Her ne kadar Lucifer Prensibi hakkında hiçbir şey bilinmeyen tamamen tarihi bir eser olmasa da, yarattığı kamuoyu tepkisi nedeniyle göz ardı edilemez. Hatta bazıları kitabın yazarlarının bilimi kötülüğü ve hatta doğrudan faşizmi teşvik etmek için kullanmaya çalıştıklarını öne sürüyor.

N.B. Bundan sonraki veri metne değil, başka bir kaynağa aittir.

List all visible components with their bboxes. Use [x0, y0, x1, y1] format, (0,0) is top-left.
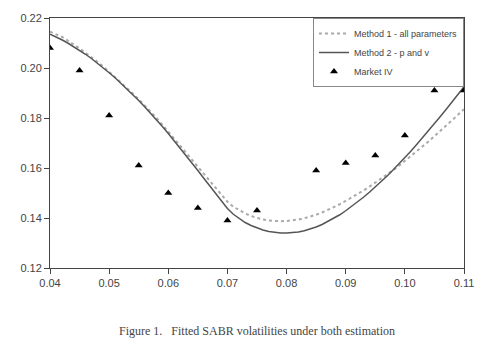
svg-text:0.18: 0.18	[20, 112, 41, 124]
svg-text:0.05: 0.05	[98, 277, 119, 289]
svg-text:0.07: 0.07	[217, 277, 238, 289]
svg-text:0.10: 0.10	[394, 277, 415, 289]
svg-text:Market IV: Market IV	[354, 67, 393, 77]
svg-text:0.16: 0.16	[20, 162, 41, 174]
svg-text:0.12: 0.12	[20, 262, 41, 274]
svg-text:0.14: 0.14	[20, 212, 41, 224]
svg-text:0.20: 0.20	[20, 62, 41, 74]
svg-text:0.08: 0.08	[276, 277, 297, 289]
svg-text:Figure 1. Fitted SABR volati: Figure 1. Fitted SABR volatilities under…	[119, 324, 395, 338]
svg-text:0.09: 0.09	[335, 277, 356, 289]
svg-text:Method 1 - all parameters: Method 1 - all parameters	[354, 29, 457, 39]
svg-text:Method 2 - p and v: Method 2 - p and v	[354, 48, 430, 58]
svg-text:0.22: 0.22	[20, 12, 41, 24]
svg-text:0.06: 0.06	[158, 277, 179, 289]
svg-text:0.04: 0.04	[39, 277, 60, 289]
svg-text:0.11: 0.11	[454, 277, 475, 289]
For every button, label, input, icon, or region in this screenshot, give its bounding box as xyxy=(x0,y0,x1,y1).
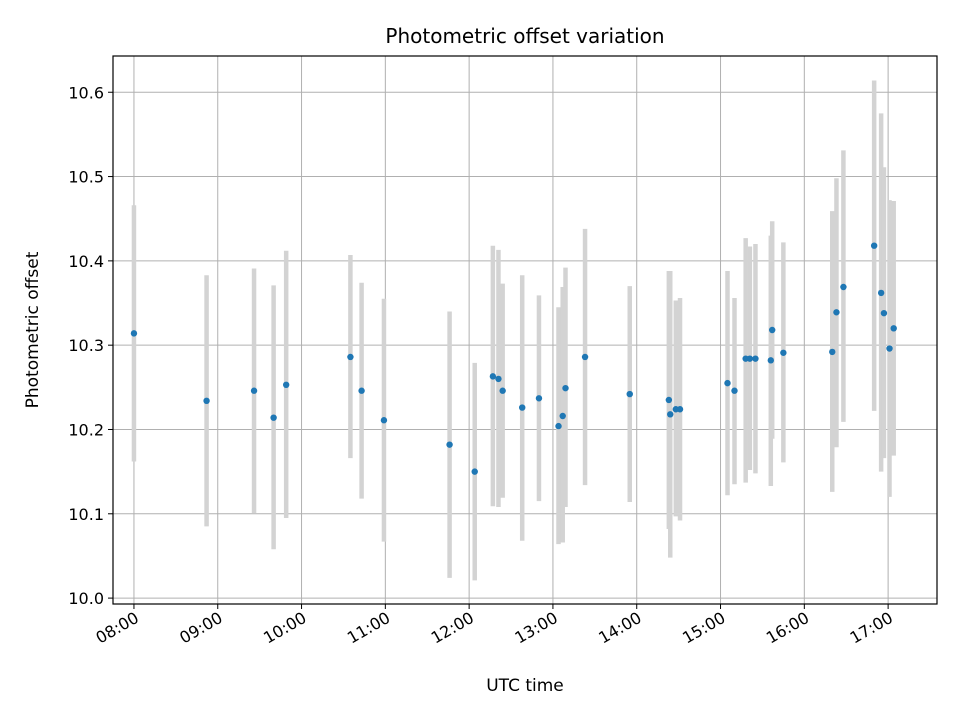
y-axis-label: Photometric offset xyxy=(23,251,43,408)
data-point xyxy=(562,384,569,392)
data-point xyxy=(270,414,277,421)
data-point xyxy=(495,375,502,383)
data-point xyxy=(667,411,674,418)
data-point xyxy=(347,353,354,361)
data-point xyxy=(752,355,759,362)
data-point xyxy=(870,242,878,249)
data-point xyxy=(840,283,847,291)
plot-frame xyxy=(112,55,938,605)
data-point xyxy=(282,381,290,388)
y-tick-label: 10.1 xyxy=(68,505,104,524)
data-point xyxy=(877,289,885,297)
y-tick-label: 10.6 xyxy=(68,83,104,102)
y-tick-label: 10.4 xyxy=(68,252,104,271)
data-point xyxy=(358,387,365,394)
data-point xyxy=(203,397,210,405)
y-tick-label: 10.0 xyxy=(68,589,104,608)
grid xyxy=(113,56,937,604)
data-point xyxy=(769,326,776,334)
y-tick-label: 10.5 xyxy=(68,168,104,187)
data-point xyxy=(829,348,836,356)
data-point xyxy=(499,387,506,394)
data-point xyxy=(767,357,775,364)
data-point xyxy=(833,309,840,316)
data-point xyxy=(746,355,754,362)
data-point xyxy=(581,353,589,361)
data-point xyxy=(519,404,526,411)
data-point xyxy=(724,379,731,387)
data-point xyxy=(880,309,888,317)
y-axis-ticks: 10.0 10.1 10.2 10.3 10.4 10.5 10.6 xyxy=(68,83,113,608)
data-point xyxy=(665,396,673,404)
data-point xyxy=(130,330,138,337)
data-points xyxy=(130,242,897,475)
data-point xyxy=(559,412,566,420)
y-tick-label: 10.3 xyxy=(68,336,104,355)
data-point xyxy=(731,387,738,394)
chart-title: Photometric offset variation xyxy=(385,24,664,48)
x-axis-label: UTC time xyxy=(486,676,564,696)
data-point xyxy=(886,345,893,352)
data-point xyxy=(489,373,497,380)
data-point xyxy=(535,395,543,402)
data-point xyxy=(446,441,453,448)
data-point xyxy=(555,422,562,430)
data-point xyxy=(250,387,258,394)
data-point xyxy=(676,406,684,413)
data-point xyxy=(780,349,787,356)
data-point xyxy=(471,468,478,475)
data-point xyxy=(890,325,897,332)
data-point xyxy=(380,417,388,424)
data-point xyxy=(626,390,633,398)
y-tick-label: 10.2 xyxy=(68,420,104,439)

Bu çalışma, Nietzsche'nin ilkelerine göre kötülüğün, insanların bir gün toplumdan yok etmeyi umduğu, insan varoluşunun sadece kötü ve istenmeyen bir parçası olmadığını, aslında varoluşumuzun yapısının doğasında var olan yaratıcı bir güç olduğunu savunmaktadır. Kitaptaki bazı ilkeleri okuduktan sonra “Lucifer Prensibi”nin neden tamamen yasaklanmadığını merak ediyorsunuz: “Kusurlu olduğunuz için kötü değilsiniz; sen kötüsün çünkü yaşamın tüm yapıları doğası gereği kısmen kötüdür... ve biyoloji bize bunun böyle olduğunu söyler. Kötülük DNA'nızda var. Başa çıkmak...".

3. Ripley'in Parşömeni

"Ripley'in Parşömeni" son derece okültist ve gerici, anlamda gizli ve bilmecelerle dolu bir İngiliz simya metnidir. Eser, yaklaşık 1415-1490 yılları arasında yaşayan George Ripley adlı bir İngiliz'e atfedilmektedir. Tomarın içeriğini anlamak neredeyse imkansızdır ve eskiliği ve belirsizliği anlamayı daha da zorlaştırmaktadır. Ortaçağ eserlerinin çoğu, başka bir dünyadan gelen masallar gibi okunur ve bu simya okült çalışması, günümüzün olağan eserlerinden çok daha "bu dünyanın dışındadır".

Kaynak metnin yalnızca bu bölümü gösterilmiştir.